CATASTROPHE. —VOYAGE DE L’AUTEUR EN PROVENCE. — HISTOIRE D’ARNAUD CATELAN.

Hélas! quelques jours après notre promenade au bois de Boulogne, madame C..., cette charmante femme, était enlevée avec la rapidité de la foudre à la tendresse de toutes les personnes qui la connaissaient et savaient l’apprécier.

Je cherchai à me distraire de la perte de mon excellente amie en réalisant le vœu qu’elle avait exprimé, de me voir écrire l’histoire du troubadour provençal. Je me décidai à aller faire un voyage en Provence, afin de recueillir sur les lieux mêmes les renseignements qui m’étaient nécessaires pour écrire la vie d’Arnaud Catelan.

Secondée dans mes recherches par un aimable homme, habitant la Provence de père en fils depuis des siècles, et possédant une bibliothèque immense, où se trouve consigné l’historique de ce beau pays si brillant, surtout à l’époque de Béatrix et des troubadours, il me tomba sous la main des notes qui m’aidèrent à me diriger dans ce temps si éloigné de nous.
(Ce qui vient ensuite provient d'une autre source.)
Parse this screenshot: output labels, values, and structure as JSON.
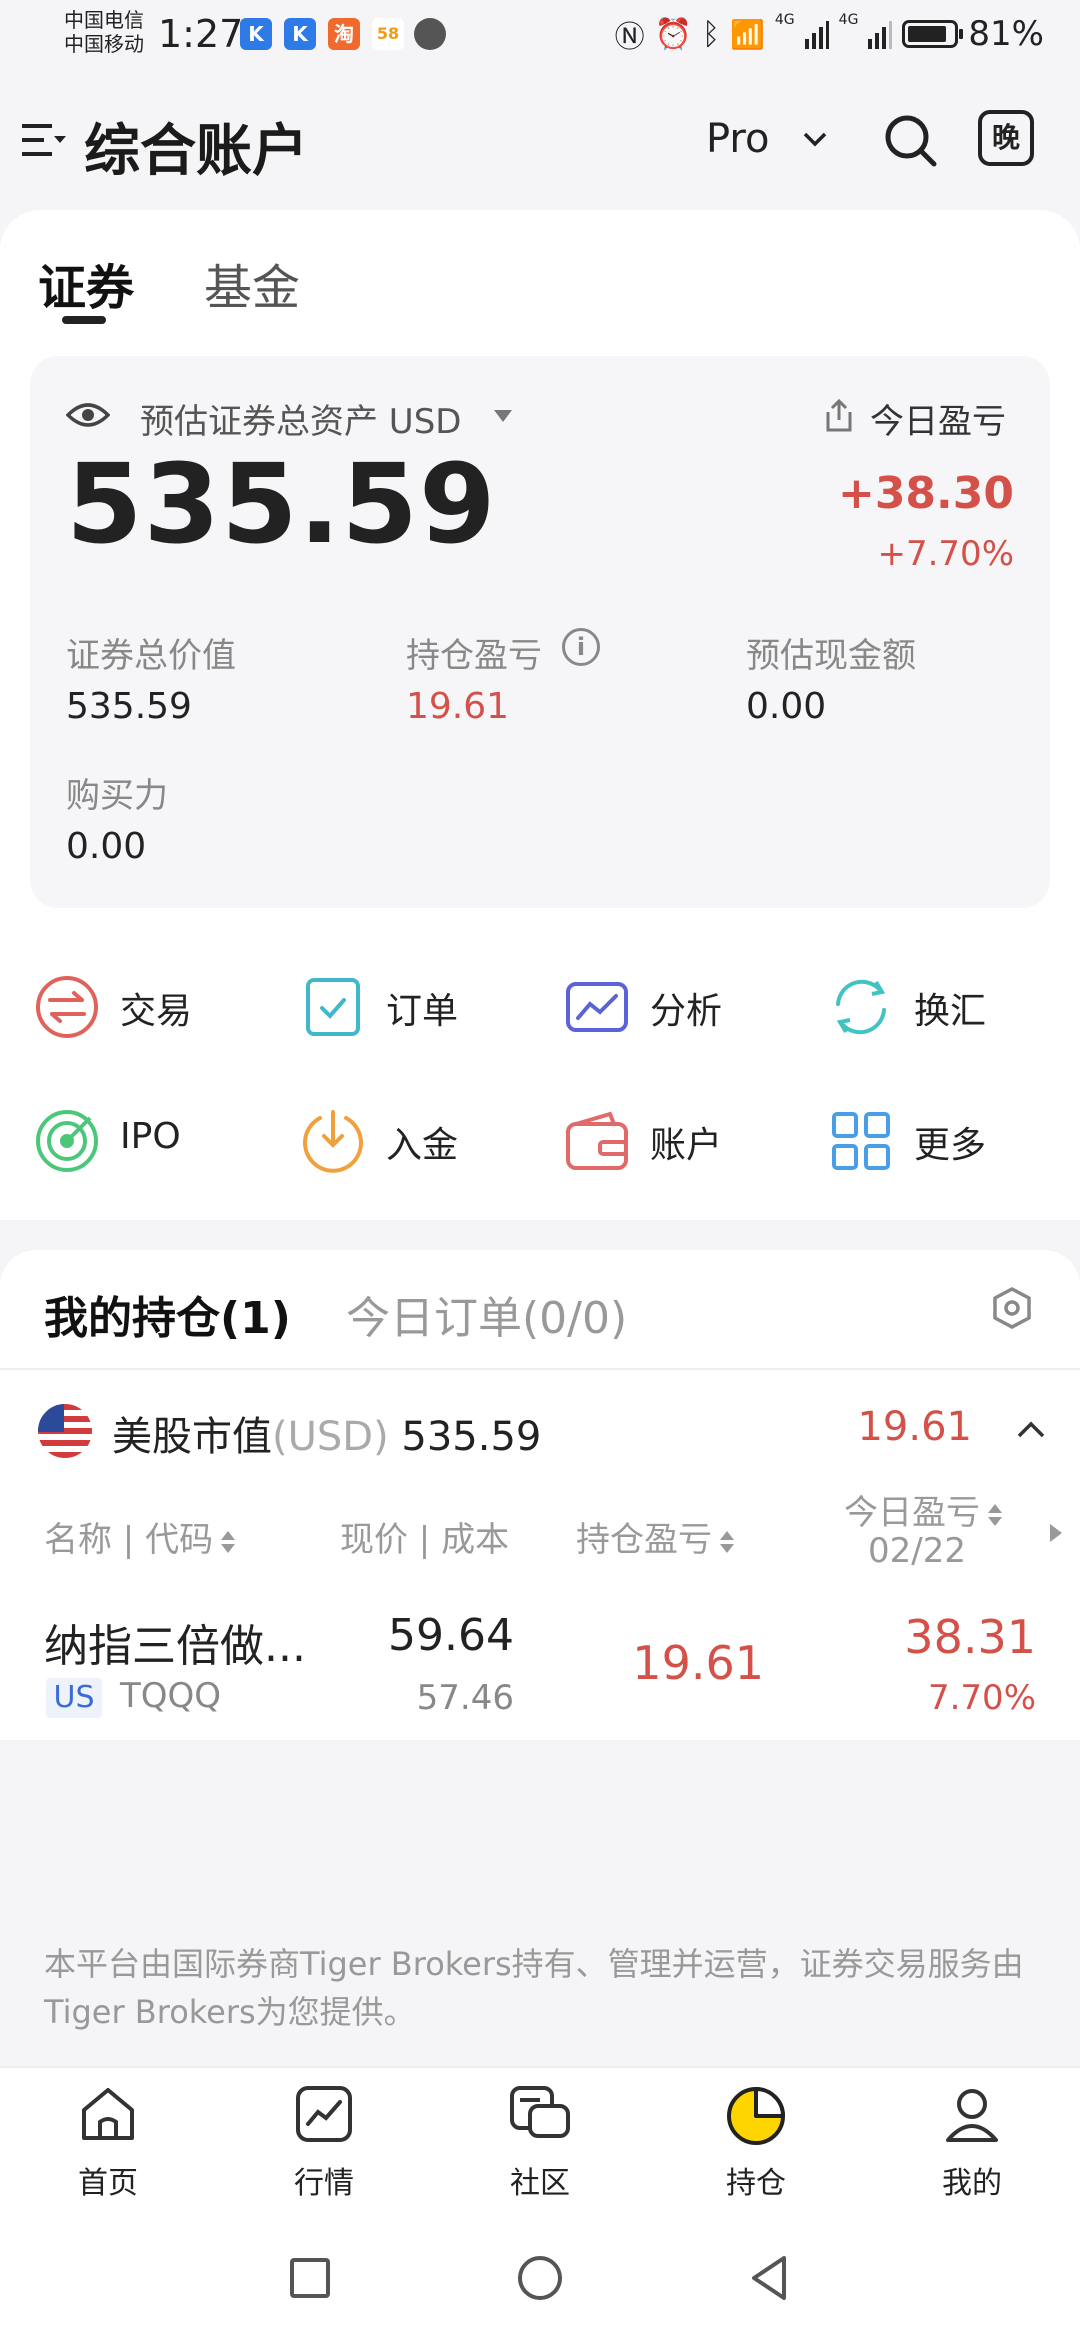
{
  "status_bar": {
    "carrier_1": "中国电信",
    "carrier_2": "中国移动",
    "time": "1:27",
    "network_1": "4G",
    "network_2": "4G",
    "battery": "81%"
  },
  "header": {
    "title": "综合账户",
    "mode": "Pro",
    "night_label": "晚"
  },
  "tabs": [
    "证券",
    "基金"
  ],
  "asset": {
    "label": "预估证券总资产 USD",
    "total": "535.59",
    "today_label": "今日盈亏",
    "today_value": "+38.30",
    "today_percent": "+7.70%",
    "stats": [
      {
        "label": "证券总价值",
        "value": "535.59"
      },
      {
        "label": "持仓盈亏",
        "value": "19.61"
      },
      {
        "label": "预估现金额",
        "value": "0.00"
      },
      {
        "label": "购买力",
        "value": "0.00"
      }
    ]
  },
  "quick_actions": [
    {
      "label": "交易",
      "icon": "trade-icon"
    },
    {
      "label": "订单",
      "icon": "order-icon"
    },
    {
      "label": "分析",
      "icon": "analysis-icon"
    },
    {
      "label": "换汇",
      "icon": "exchange-icon"
    },
    {
      "label": "IPO",
      "icon": "ipo-icon"
    },
    {
      "label": "入金",
      "icon": "deposit-icon"
    },
    {
      "label": "账户",
      "icon": "wallet-icon"
    },
    {
      "label": "更多",
      "icon": "grid-icon"
    }
  ],
  "holdings": {
    "tab_active": "我的持仓(1)",
    "tab_inactive": "今日订单(0/0)",
    "market_label": "美股市值",
    "market_currency": "(USD)",
    "market_value": "535.59",
    "market_pnl": "19.61",
    "columns": {
      "name": "名称 | 代码",
      "price": "现价 | 成本",
      "pnl": "持仓盈亏",
      "today": "今日盈亏",
      "today_date": "02/22"
    },
    "rows": [
      {
        "name": "纳指三倍做...",
        "market": "US",
        "code": "TQQQ",
        "price": "59.64",
        "cost": "57.46",
        "pnl": "19.61",
        "today_value": "38.31",
        "today_percent": "7.70%"
      }
    ]
  },
  "disclaimer": "本平台由国际券商Tiger Brokers持有、管理并运营，证券交易服务由Tiger Brokers为您提供。",
  "bottom_nav": [
    {
      "label": "首页",
      "icon": "home-icon"
    },
    {
      "label": "行情",
      "icon": "chart-icon"
    },
    {
      "label": "社区",
      "icon": "community-icon"
    },
    {
      "label": "持仓",
      "icon": "pie-icon"
    },
    {
      "label": "我的",
      "icon": "profile-icon"
    }
  ],
  "colors": {
    "red": "#d4514a",
    "accent_yellow": "#ffd500"
  }
}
Voici le résultat de mes recherches:

On a écrit l’histoire d’un grand nombre de troubadours, un seul a échappé à l’attention; le hasard vient de me faire connaître combien était digne cependant d’un meilleur sort ce jeune homme, qui sut avec tant de philosophie, de courage et de talent, supporter les diverses vicissitudes de la fortune. Un caractère aventureux joint à un physique remarquable, dans un temps où la beauté personnelle était au nombre des plus grands avantages; ce qui excitait à la fois la jalousie des hommes et la bienveillance des femmes.

La naissance d’Arnaud Catelan est voilée de mystère. Il fut confié comme page à Béatrix, comtesse de Provence, à l’âge de quatorze ans, par un chevalier croisé, qui paraissait avoir pour lui la plus tendre affection; il devait le reprendre à son retour de la guerre des Sarrasins, mais il ne revint jamais, et jamais le nom de ce chevalier n’a été prononcé.
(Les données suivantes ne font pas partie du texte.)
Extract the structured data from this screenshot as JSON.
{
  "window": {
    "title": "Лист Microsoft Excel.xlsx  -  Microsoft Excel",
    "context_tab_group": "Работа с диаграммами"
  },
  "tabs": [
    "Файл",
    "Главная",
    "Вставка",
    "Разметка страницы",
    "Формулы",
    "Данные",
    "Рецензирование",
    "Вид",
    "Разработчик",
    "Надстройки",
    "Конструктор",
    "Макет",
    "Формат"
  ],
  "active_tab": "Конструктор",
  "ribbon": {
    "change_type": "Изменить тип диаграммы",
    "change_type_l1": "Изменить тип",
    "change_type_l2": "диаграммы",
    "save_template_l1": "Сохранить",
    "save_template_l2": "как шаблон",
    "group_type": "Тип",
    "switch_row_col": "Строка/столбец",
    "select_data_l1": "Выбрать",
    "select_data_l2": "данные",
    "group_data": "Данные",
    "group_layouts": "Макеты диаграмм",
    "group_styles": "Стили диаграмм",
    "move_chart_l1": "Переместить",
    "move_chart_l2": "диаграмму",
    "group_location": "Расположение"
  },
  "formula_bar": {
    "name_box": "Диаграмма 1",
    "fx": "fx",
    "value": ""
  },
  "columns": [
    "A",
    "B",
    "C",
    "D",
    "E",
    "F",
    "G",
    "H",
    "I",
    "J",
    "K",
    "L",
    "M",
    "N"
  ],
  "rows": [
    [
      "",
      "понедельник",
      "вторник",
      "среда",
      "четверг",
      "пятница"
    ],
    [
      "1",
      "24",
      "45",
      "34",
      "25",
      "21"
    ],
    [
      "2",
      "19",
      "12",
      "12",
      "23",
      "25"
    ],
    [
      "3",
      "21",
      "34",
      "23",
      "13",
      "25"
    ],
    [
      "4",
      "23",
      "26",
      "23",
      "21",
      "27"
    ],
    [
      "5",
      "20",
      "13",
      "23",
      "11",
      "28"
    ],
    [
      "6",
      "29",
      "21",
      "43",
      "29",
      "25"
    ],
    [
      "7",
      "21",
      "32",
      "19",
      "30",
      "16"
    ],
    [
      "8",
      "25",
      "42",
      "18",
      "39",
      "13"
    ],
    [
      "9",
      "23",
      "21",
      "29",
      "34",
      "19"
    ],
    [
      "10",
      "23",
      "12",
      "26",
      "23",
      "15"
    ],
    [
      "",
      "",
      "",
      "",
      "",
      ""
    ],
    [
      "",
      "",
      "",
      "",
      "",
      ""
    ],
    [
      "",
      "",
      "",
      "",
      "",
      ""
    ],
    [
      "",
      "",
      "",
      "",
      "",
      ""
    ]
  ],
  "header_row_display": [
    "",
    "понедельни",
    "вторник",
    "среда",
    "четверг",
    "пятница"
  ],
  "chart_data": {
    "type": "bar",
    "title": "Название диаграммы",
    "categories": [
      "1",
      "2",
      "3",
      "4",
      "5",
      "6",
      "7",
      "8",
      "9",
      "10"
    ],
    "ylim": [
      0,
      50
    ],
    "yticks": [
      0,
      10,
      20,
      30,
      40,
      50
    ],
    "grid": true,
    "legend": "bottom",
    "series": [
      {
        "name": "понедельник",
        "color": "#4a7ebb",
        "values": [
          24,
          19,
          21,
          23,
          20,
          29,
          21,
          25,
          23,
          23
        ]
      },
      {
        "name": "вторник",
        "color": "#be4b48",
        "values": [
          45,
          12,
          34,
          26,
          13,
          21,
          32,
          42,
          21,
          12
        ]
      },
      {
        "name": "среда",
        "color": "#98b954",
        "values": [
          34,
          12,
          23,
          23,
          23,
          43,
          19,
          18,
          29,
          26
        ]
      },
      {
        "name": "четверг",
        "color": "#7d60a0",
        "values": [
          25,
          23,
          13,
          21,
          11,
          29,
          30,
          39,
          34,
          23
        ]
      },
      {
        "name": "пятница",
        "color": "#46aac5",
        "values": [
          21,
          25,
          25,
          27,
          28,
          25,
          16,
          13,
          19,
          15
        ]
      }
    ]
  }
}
Le jeune Catelan était doué d’un naturel charmant; il jouait admirablement du luth et possédait une voix délicieuse; il avait le don de la poésie, qui dans ce siècle était vivement appréciée et même cultivée par toutes les personnes d’une classe élevée; son éducation et ses études avaient été très-soignées par son protecteur, qui parlait plusieurs langues. Le jeune Arnaud et la comtesse de Provence n’en parlaient qu’avec le plus profond respect, ayant entièrement perdu l’espérance de le revoir jamais et se doutant bien qu’il était sans doute tombé au nombre des victimes des Sarrasins.

Arnaud dut choisir une profession; ses talents, sa facilité à parler plusieurs langues, ses connaissances dans les sciences exactes, lui ouvrirent toutes les carrières, et la haute et puissante protection de sa bienfaitrice aplanissait toutes les difficultés. Il se tira, quoique bien jeune encore, avec beaucoup d’honneur, de plusieurs négociations fort délicates dont il fut chargé par la princesse, qui alors lui donna toute sa confiance et conçut pour lui le projet d’un riche et bel établissement. Dans cette intention, elle l’envoya chez un châtelain dont la sœur, femme aussi aimable que belle, avait été son amie d’enfance; elle souffrait beaucoup d’une cruelle mésintelligence, qui durait depuis plusieurs années, avec le chevalier Robert de Castelneau; elle désirait vivement mettre un terme à un procès qui avait interrompu ses. relations d’amitié avec Marguerite de Castelneau, sœur du cauteleux chevalier.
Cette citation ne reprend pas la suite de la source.